After those first three floundered possessions, the Vikings defense remained strong, forcing three more punts. They did allow the aforementioned 56 yard pass to Bryant followed by a touchdown, but it didn’t phase their toughness and resolve.

Still, the Vikings offense didn’t convert any of those drives, again with good field position, into points.

After, the Vikings offense managed to score two field goals before and after a clutch forced fumble by Brian Robison.

Proceeding some unfortunate events on special teams, the Vikings punted again, but the defense still managed to stay strong and force a Dallas punt. Following that, the Vikings drove the ball all the way down the field using some surprising mobility from Sam Bradford.

They made it all the way down to the red zone and scored on a Jerick McKinnon touchdown. To tie the game, they needed to convert a two-point conversion. Surprise, surprise–another false start made the attempt even more difficult at seven yards instead of two. With a chance to send the game to over time, Sam Bradford treated the all-or-nothing play like a first and goal and sailed his pass five yards too high out of the end zone.

Bradford does not deserve to be maligned for his performance, however. In fact, he played fantastic. His offensive line couldn’t block or stay disciplined with several penalties. His receivers dropped two perfectly-thrown passes–one for a touchdown and one for a clutch first down.


Throughout NFL games, there are always blown calls for both teams. It simply wouldn’t make sense to blame this loss on officiating. However, the referee whose one job it is to watch the quarterback, missed a blatent contact to the head on Bradford that would have given the Vikings another shot at the two point conversion.

Special teams uncharacteristically fails

One simply cannot place the blame for these special teams mistakes on interim coach Mike Priefer. He has his hands full, and all the mistakes were individual head-scratchers.

The biggest mistake of all erased an incredible defensive performance. Finally with the lead at 9-7, the Vikings had an opportunity to extend it. The defense forced a punt at midfield. Adam Thielen opted to return it and fumbled. That gave the Cowboys a first and goal in the red zone against a frankly exhausted defense.
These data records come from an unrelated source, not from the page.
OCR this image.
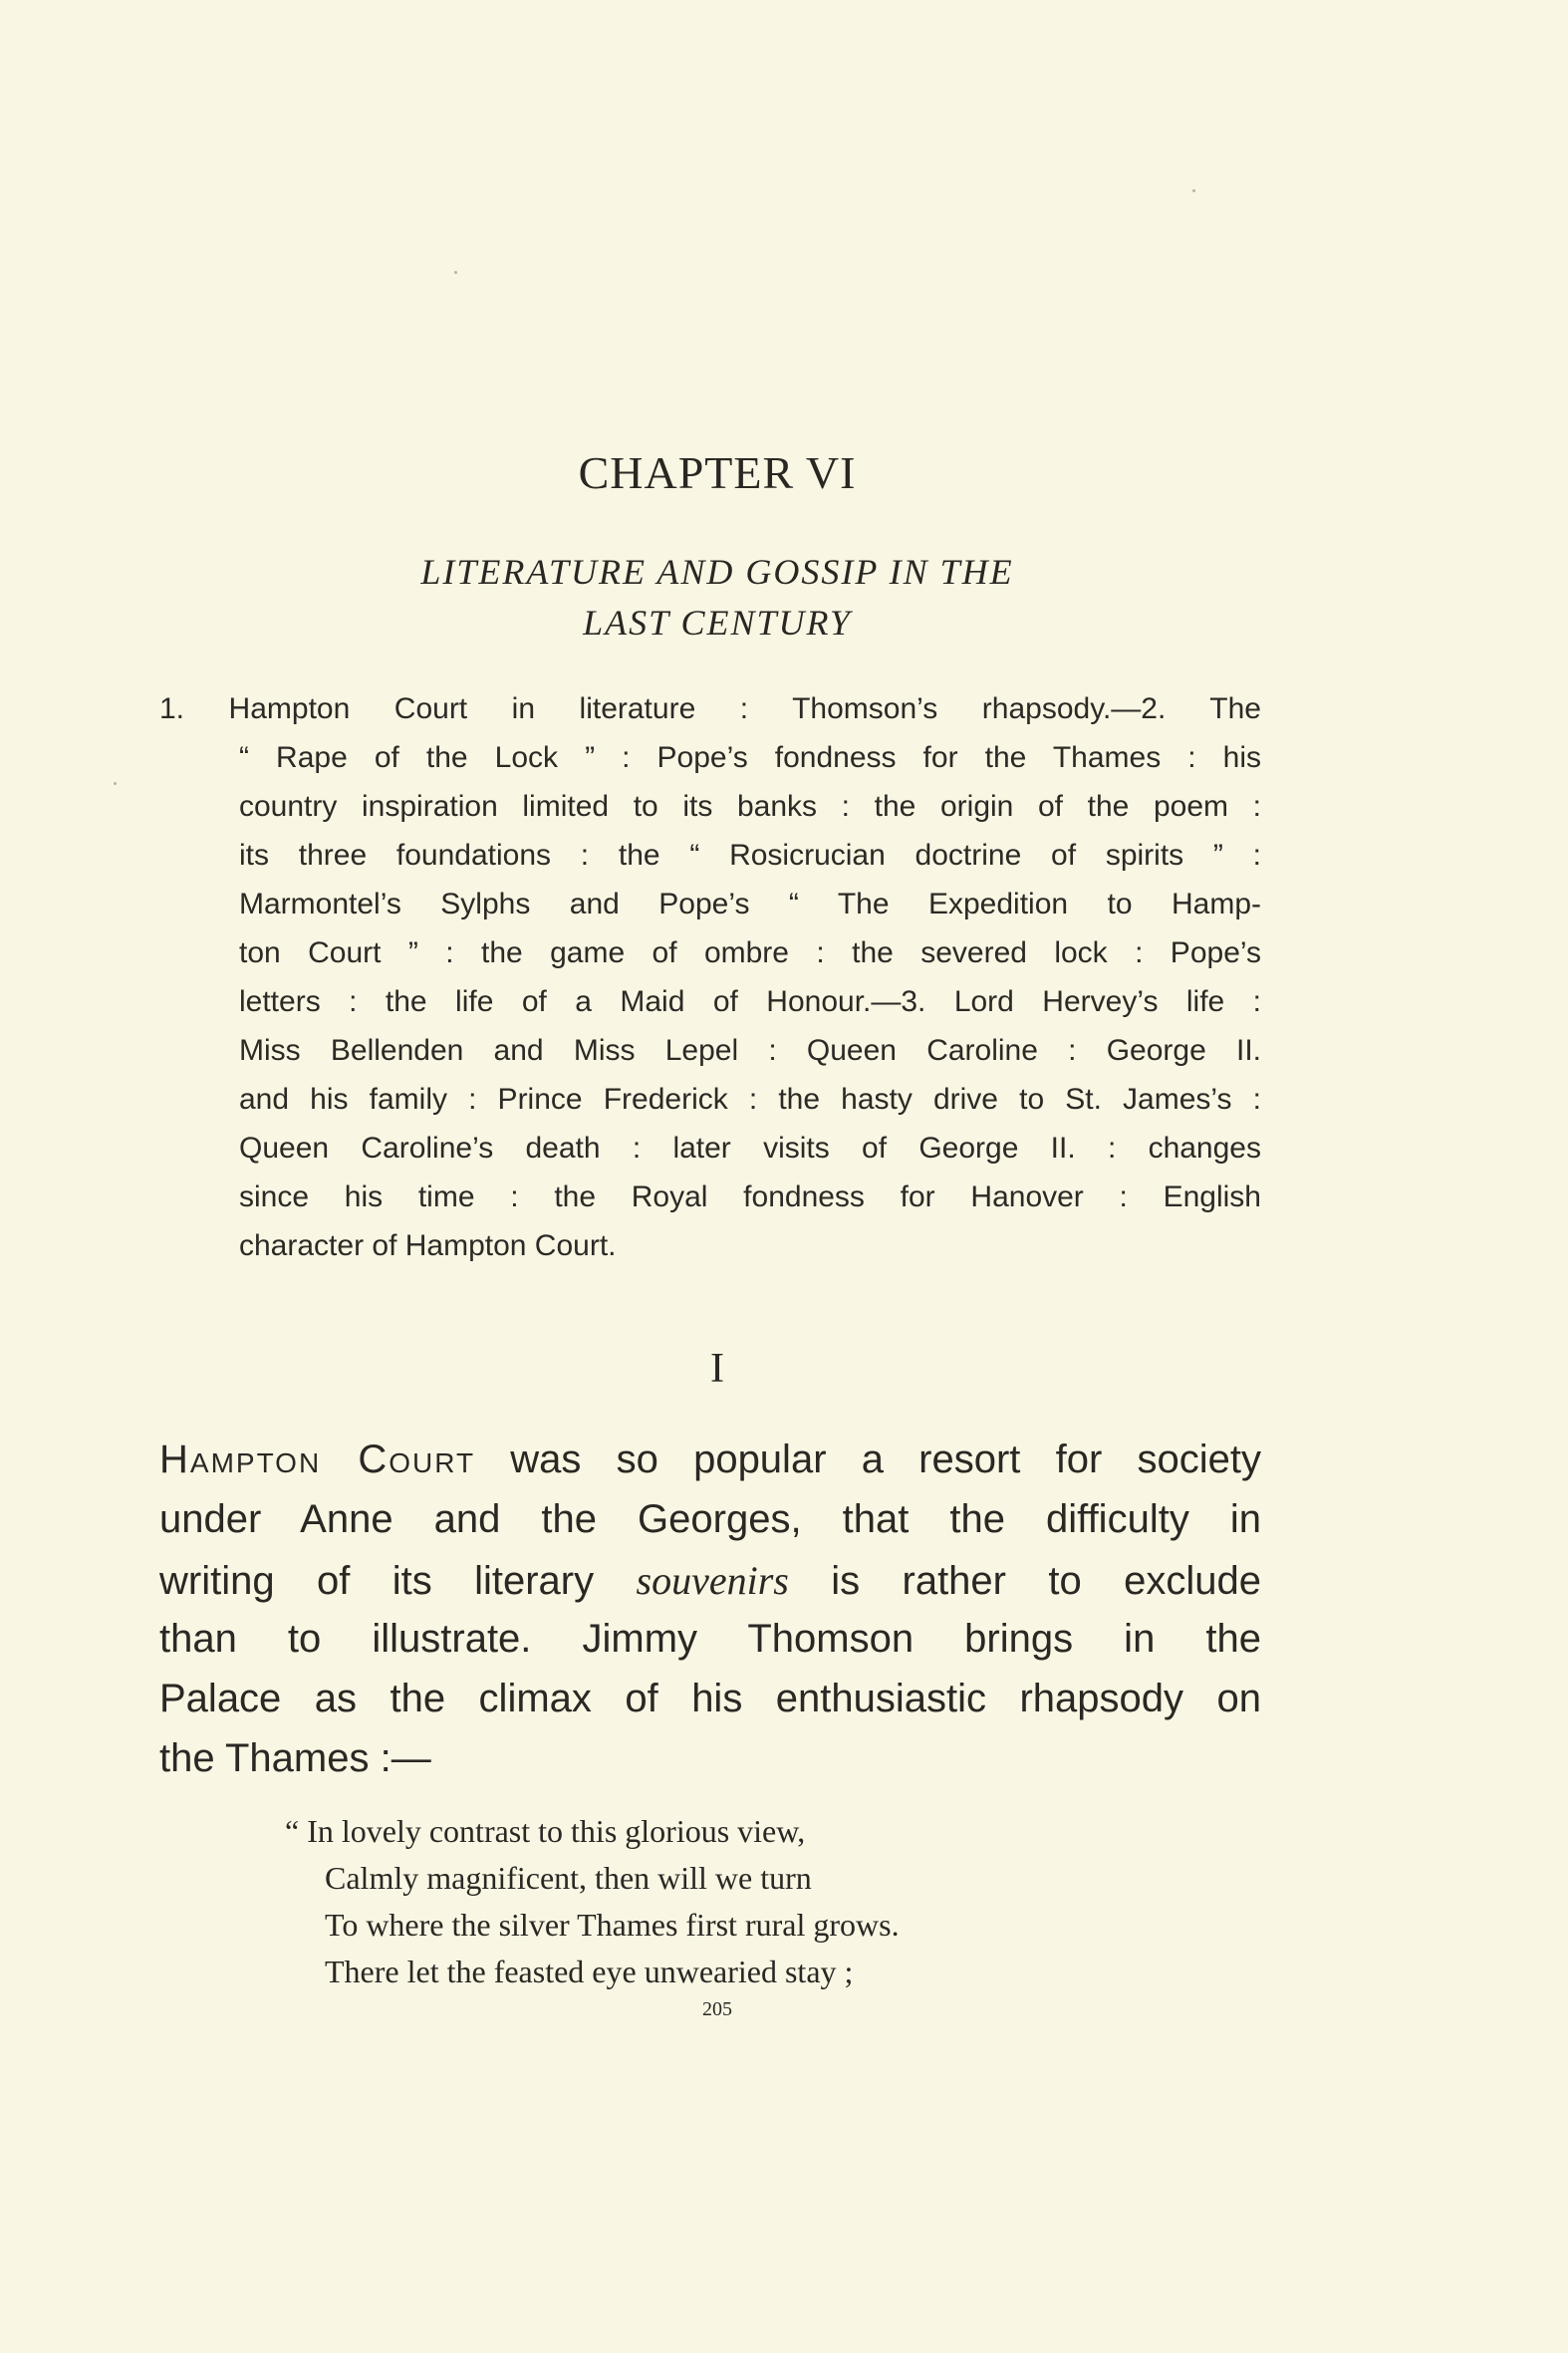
CHAPTER VI
LITERATURE AND GOSSIP IN THE
LAST CENTURY
1. Hampton Court in literature : Thomson’s rhapsody.—2. The
“ Rape of the Lock ” : Pope’s fondness for the Thames : his
country inspiration limited to its banks : the origin of the poem :
its three foundations : the “ Rosicrucian doctrine of spirits ” :
Marmontel’s Sylphs and Pope’s “ The Expedition to Hamp-
ton Court ” : the game of ombre : the severed lock : Pope’s
letters : the life of a Maid of Honour.—3. Lord Hervey’s life :
Miss Bellenden and Miss Lepel : Queen Caroline : George II.
and his family : Prince Frederick : the hasty drive to St. James’s :
Queen Caroline’s death : later visits of George II. : changes
since his time : the Royal fondness for Hanover : English
character of Hampton Court.
I
Hampton Court was so popular a resort for society
under Anne and the Georges, that the difficulty in
writing of its literary souvenirs is rather to exclude
than to illustrate. Jimmy Thomson brings in the
Palace as the climax of his enthusiastic rhapsody on
the Thames :—
“ In lovely contrast to this glorious view,
Calmly magnificent, then will we turn
To where the silver Thames first rural grows.
There let the feasted eye unwearied stay ;
205
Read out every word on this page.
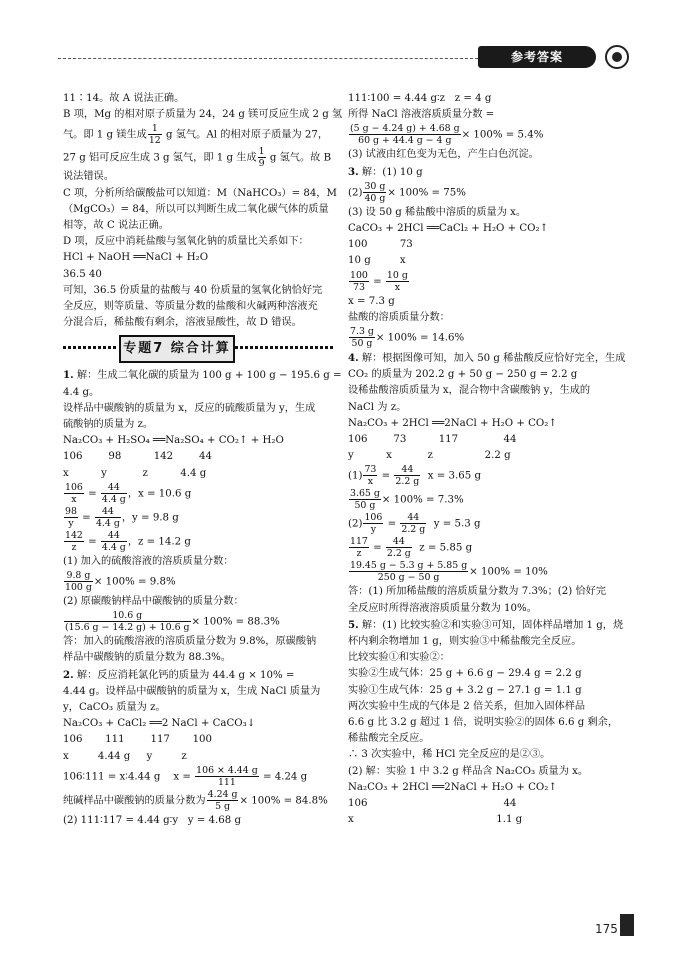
参考答案
11∶14。故 A 说法正确。
B 项，Mg 的相对原子质量为 24，24 g 镁可反应生成 2 g 氢
气。即 1 g 镁生成 $\frac{1}{12}$ g 氢气。Al 的相对原子质量为 27，
27 g 铝可反应生成 3 g 氢气，即 1 g 生成 $\frac{1}{9}$ g 氢气。故 B
说法错误。
C 项，分析所给碳酸盐可以知道：M（NaHCO₃）= 84，M
（MgCO₃）= 84，所以可以判断生成二氧化碳气体的质量
相等，故 C 说法正确。
D 项，反应中消耗盐酸与氢氧化钠的质量比关系如下：
HCl + NaOH ══NaCl + H₂O
36.5 40
可知，36.5 份质量的盐酸与 40 份质量的氢氧化钠恰好完
全反应，则等质量、等质量分数的盐酸和火碱两种溶液充
分混合后，稀盐酸有剩余，溶液显酸性，故 D 错误。
专题7 综合计算
1. 解：生成二氧化碳的质量为 100 g + 100 g − 195.6 g =
4.4 g。
设样品中碳酸钠的质量为 x，反应的硫酸质量为 y，生成
硫酸钠的质量为 z。
Na₂CO₃ + H₂SO₄ ══Na₂SO₄ + CO₂↑ + H₂O
106        98          142        44
x          y           z          4.4 g
$\frac{106}{x} = \frac{44}{4.4 g}$ ，x = 10.6 g
$\frac{98}{y} = \frac{44}{4.4 g}$ ，y = 9.8 g
$\frac{142}{z} = \frac{44}{4.4 g}$ ，z = 14.2 g
(1) 加入的硫酸溶液的溶质质量分数：
$\frac{9.8 g}{100 g} \times 100\% = 9.8\%$
(2) 原碳酸钠样品中碳酸钠的质量分数：
$\frac{10.6 g}{(15.6 g - 14.2 g) + 10.6 g} \times 100\% = 88.3\%$
答：加入的硫酸溶液的溶质质量分数为 9.8%，原碳酸钠
样品中碳酸钠的质量分数为 88.3%。
2. 解：反应消耗氯化钙的质量为 44.4 g × 10% =
4.44 g。设样品中碳酸钠的质量为 x，生成 NaCl 质量为
y，CaCO₃ 质量为 z。
Na₂CO₃ + CaCl₂ ══2 NaCl + CaCO₃↓
106       111        117       100
x         4.44 g     y         z
106∶111 = x∶4.44 g $x = \frac{106 \times 4.44 g}{111} = 4.24$ g
纯碱样品中碳酸钠的质量分数为 $\frac{4.24 g}{5 g} \times 100\% = 84.8\%$
(2) 111∶117 = 4.44 g∶y   y = 4.68 g
111∶100 = 4.44 g∶z   z = 4 g
所得 NaCl 溶液溶质质量分数 =
$\frac{(5 g - 4.24 g) + 4.68 g}{60 g + 44.4 g - 4 g} \times 100\% = 5.4\%$
(3) 试液由红色变为无色，产生白色沉淀。
3. 解：(1) 10 g
$(2) \frac{30 g}{40 g} \times 100\% = 75\%$
(3) 设 50 g 稀盐酸中溶质的质量为 x。
CaCO₃ + 2HCl ══CaCl₂ + H₂O + CO₂↑
100          73
10 g         x
$\frac{100}{73} = \frac{10 g}{x}$
x = 7.3 g
盐酸的溶质质量分数：
$\frac{7.3 g}{50 g} \times 100\% = 14.6\%$
4. 解：根据图像可知，加入 50 g 稀盐酸反应恰好完全，生成
CO₂ 的质量为 202.2 g + 50 g − 250 g = 2.2 g
设稀盐酸溶质质量为 x，混合物中含碳酸钠 y，生成的
NaCl 为 z。
Na₂CO₃ + 2HCl ══2NaCl + H₂O + CO₂↑
106        73          117              44
y          x           z                2.2 g
$(1) \frac{73}{x} = \frac{44}{2.2 g}$ x = 3.65 g
$\frac{3.65 g}{50 g} \times 100\% = 7.3\%$
$(2) \frac{106}{y} = \frac{44}{2.2 g}$ y = 5.3 g
$\frac{117}{z} = \frac{44}{2.2 g}$ z = 5.85 g
$\frac{19.45 g - 5.3 g + 5.85 g}{250 g - 50 g} \times 100\% = 10\%$
答：(1) 所加稀盐酸的溶质质量分数为 7.3%；(2) 恰好完
全反应时所得溶液溶质质量分数为 10%。
5. 解：(1) 比较实验②和实验③可知，固体样品增加 1 g，烧
杯内剩余物增加 1 g，则实验③中稀盐酸完全反应。
比较实验①和实验②：
实验②生成气体：25 g + 6.6 g − 29.4 g = 2.2 g
实验①生成气体：25 g + 3.2 g − 27.1 g = 1.1 g
两次实验中生成的气体是 2 倍关系，但加入固体样品
6.6 g 比 3.2 g 超过 1 倍，说明实验②的固体 6.6 g 剩余，
稀盐酸完全反应。
∴ 3 次实验中，稀 HCl 完全反应的是②③。
(2) 解：实验 1 中 3.2 g 样品含 Na₂CO₃ 质量为 x。
Na₂CO₃ + 2HCl ══2NaCl + H₂O + CO₂↑
106                                          44
x                                            1.1 g
175
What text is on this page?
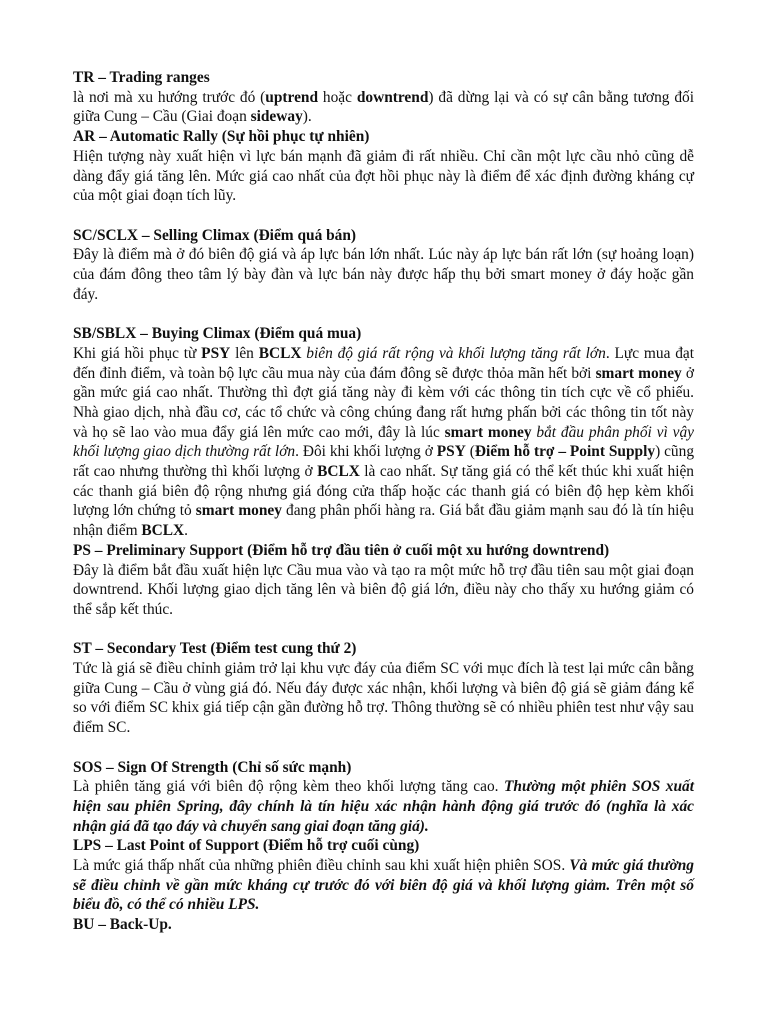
TR – Trading ranges

là nơi mà xu hướng trước đó (uptrend hoặc downtrend) đã dừng lại và có sự cân bằng tương đối giữa Cung – Cầu (Giai đoạn sideway).

AR – Automatic Rally (Sự hồi phục tự nhiên)

Hiện tượng này xuất hiện vì lực bán mạnh đã giảm đi rất nhiều. Chỉ cần một lực cầu nhỏ cũng dễ dàng đẩy giá tăng lên. Mức giá cao nhất của đợt hồi phục này là điểm để xác định đường kháng cự của một giai đoạn tích lũy.

SC/SCLX – Selling Climax (Điểm quá bán)

Đây là điểm mà ở đó biên độ giá và áp lực bán lớn nhất. Lúc này áp lực bán rất lớn (sự hoảng loạn) của đám đông theo tâm lý bày đàn và lực bán này được hấp thụ bởi smart money ở đáy hoặc gần đáy.

SB/SBLX – Buying Climax (Điểm quá mua)

Khi giá hồi phục từ PSY lên BCLX biên độ giá rất rộng và khối lượng tăng rất lớn. Lực mua đạt đến đỉnh điểm, và toàn bộ lực cầu mua này của đám đông sẽ được thỏa mãn hết bởi smart money ở gần mức giá cao nhất. Thường thì đợt giá tăng này đi kèm với các thông tin tích cực về cổ phiếu. Nhà giao dịch, nhà đầu cơ, các tổ chức và công chúng đang rất hưng phấn bởi các thông tin tốt này và họ sẽ lao vào mua đẩy giá lên mức cao mới, đây là lúc smart money bắt đầu phân phối vì vậy khối lượng giao dịch thường rất lớn. Đôi khi khối lượng ở PSY (Điểm hỗ trợ – Point Supply) cũng rất cao nhưng thường thì khối lượng ở BCLX là cao nhất. Sự tăng giá có thể kết thúc khi xuất hiện các thanh giá biên độ rộng nhưng giá đóng cửa thấp hoặc các thanh giá có biên độ hẹp kèm khối lượng lớn chứng tỏ smart money đang phân phối hàng ra. Giá bắt đầu giảm mạnh sau đó là tín hiệu nhận điểm BCLX.

PS – Preliminary Support (Điểm hỗ trợ đầu tiên ở cuối một xu hướng downtrend)

Đây là điểm bắt đầu xuất hiện lực Cầu mua vào và tạo ra một mức hỗ trợ đầu tiên sau một giai đoạn downtrend. Khối lượng giao dịch tăng lên và biên độ giá lớn, điều này cho thấy xu hướng giảm có thể sắp kết thúc.

ST – Secondary Test (Điểm test cung thứ 2)

Tức là giá sẽ điều chỉnh giảm trở lại khu vực đáy của điểm SC với mục đích là test lại mức cân bằng giữa Cung – Cầu ở vùng giá đó. Nếu đáy được xác nhận, khối lượng và biên độ giá sẽ giảm đáng kể so với điểm SC khix giá tiếp cận gần đường hỗ trợ. Thông thường sẽ có nhiều phiên test như vậy sau điểm SC.

SOS – Sign Of Strength (Chỉ số sức mạnh)

Là phiên tăng giá với biên độ rộng kèm theo khối lượng tăng cao. Thường một phiên SOS xuất hiện sau phiên Spring, đây chính là tín hiệu xác nhận hành động giá trước đó (nghĩa là xác nhận giá đã tạo đáy và chuyển sang giai đoạn tăng giá).

LPS – Last Point of Support (Điểm hỗ trợ cuối cùng)

Là mức giá thấp nhất của những phiên điều chỉnh sau khi xuất hiện phiên SOS. Và mức giá thường sẽ điều chỉnh về gần mức kháng cự trước đó với biên độ giá và khối lượng giảm. Trên một số biểu đồ, có thể có nhiều LPS.

BU – Back-Up.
The second worst mistake(s) of the game goes to punter Jeff Locke. He averaged an abysmal 32 yards per punt. He was certainly responsible for three points, and it could have been more had the defense not bailed him out.

Next: KAT is Tired of Losing

As previously stated, arguably the best defensive performance by any team all year was wiped out by absolutely no support on special teams or offense. George Edwards, the defensive coordinator, coached extremely well and no one will remember it. Even worse: this game makes the playoffs even more completely dependent on other teams for the Minnesota Vikings.